Abstract
Aims: Carbon nanocones possess exceptional properties compared to other nanomaterials, such as nanotubes, graphene, etc. Hence, they can be used as an alternative to other nanostructures. This work helps in determining various properties of the nanocone structure through topological descriptors. In this paper, various degree-based topological descriptors, along with their entropy measures, are evaluated for the adjacently and non-adjacently configured pentagonal structure of carbon nanocones.
Background: Carbon nanoparticles are gaining much importance in the contemporary world. Carbon nanocones have a wide range of acceptance in the field of nanotechnology due to their effective properties and applications. Nanocones, also known as nanohorns, are carbon networks that are planar in structure and have the majority of hexagonal faces along with some non-hexagonal faces, which are most commonly pentagons. Nanocones that include pentagons in their structure can be referred to as adjacently or non-adjacently configured pentagonal structures of nanocones. Various topological descriptors for a few nanocone classes were derived by researchers earlier, but not for the class of nanocones in this paper. Through this work, we try to fill the research gap in this field.
Objective: The degree-based descriptors and corresponding graph entropies for the adjacently and non-adjacently configured pentagonal structure of nanocones were determined, which further can be applied in quantitativestructure–activity property relationship studies. The concept of graph entropy is to assign a probability function to the edges in the chemical graph using the topological descriptor, and it helps to characterize the complexity of graphs.
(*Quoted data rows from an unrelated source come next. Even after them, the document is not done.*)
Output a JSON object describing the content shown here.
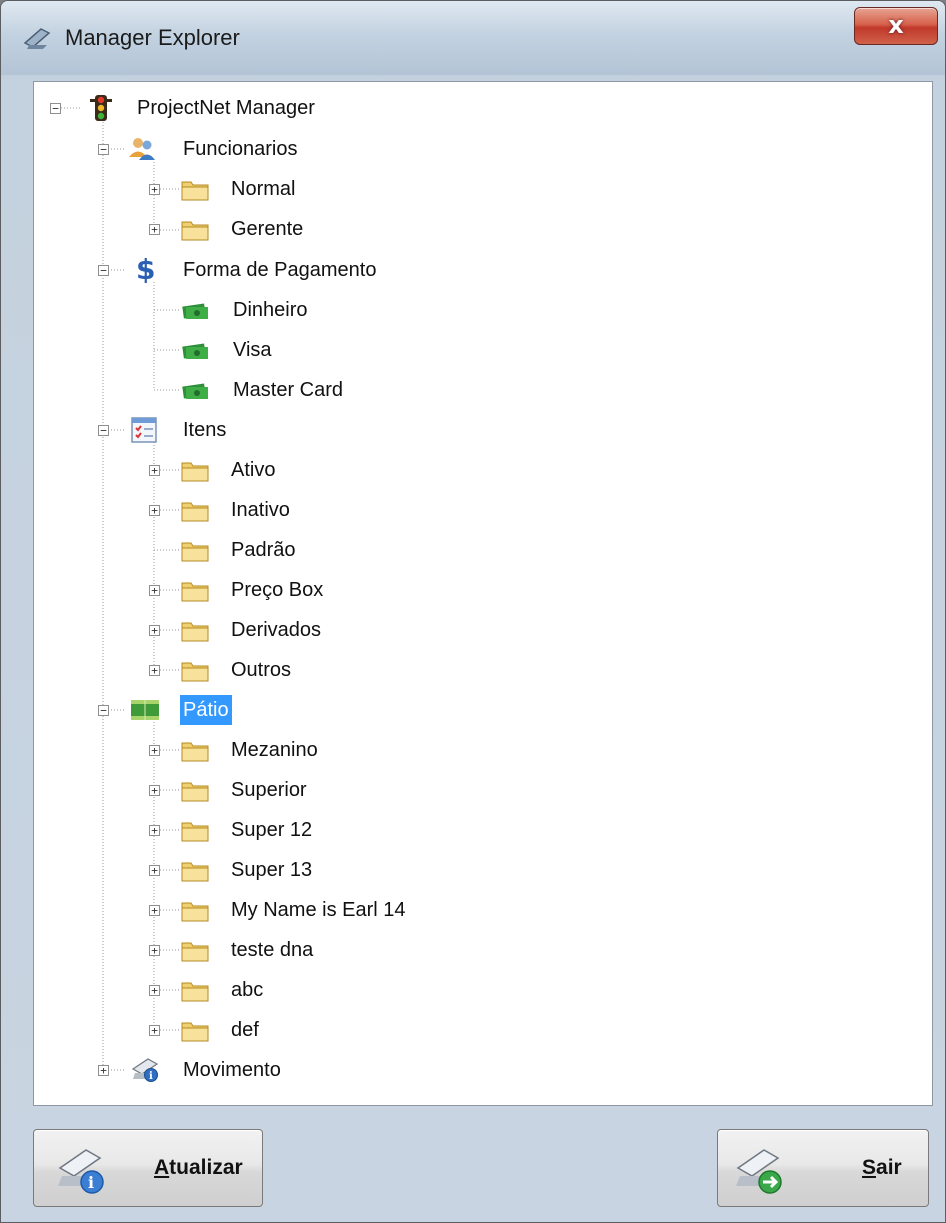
{
  "window": {
    "title": "Manager Explorer",
    "close_label": "x"
  },
  "tree": {
    "root": {
      "label": "ProjectNet Manager",
      "icon": "traffic-light-icon"
    },
    "funcionarios": {
      "label": "Funcionarios",
      "icon": "users-icon",
      "children": [
        "Normal",
        "Gerente"
      ]
    },
    "pagamento": {
      "label": "Forma de Pagamento",
      "icon": "dollar-icon",
      "children": [
        "Dinheiro",
        "Visa",
        "Master Card"
      ]
    },
    "itens": {
      "label": "Itens",
      "icon": "checklist-icon",
      "children": [
        "Ativo",
        "Inativo",
        "Padrão",
        "Preço Box",
        "Derivados",
        "Outros"
      ]
    },
    "patio": {
      "label": "Pátio",
      "icon": "field-icon",
      "selected": true,
      "children": [
        "Mezanino",
        "Superior",
        "Super 12",
        "Super 13",
        "My Name is Earl 14",
        "teste dna",
        "abc",
        "def"
      ]
    },
    "movimento": {
      "label": "Movimento",
      "icon": "info-printer-icon"
    }
  },
  "buttons": {
    "atualizar": {
      "mnemonic": "A",
      "rest": "tualizar",
      "icon": "refresh-info-icon"
    },
    "sair": {
      "mnemonic": "S",
      "rest": "air",
      "icon": "exit-arrow-icon"
    }
  },
  "colors": {
    "selection": "#3399ff",
    "close_button": "#c0392b"
  }
}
Method: We have employed the degree counting method and edge partition based on the vertices and edges of the adjacently and non-adjacently configured pentagonal nanocone structures to obtain the edge partitions and then using the corresponding mathematical expression, the degree-based descriptors and their corresponding entropies were determined.
Result: The analytically closed formulas to compute the degree-based topological descriptors and graph entropies for any generation of the class of nanocone structures were obtained.
Conclusion: In this work, the degree-based descriptors and the corresponding graph entropies for the adjacently and non-adjacently configured pentagonal structure of carbon nanocones are determined by applying the degree counting method and edge partition based on the vertices and edges. Also, a graphical comparative study was done with the help of the obtained results.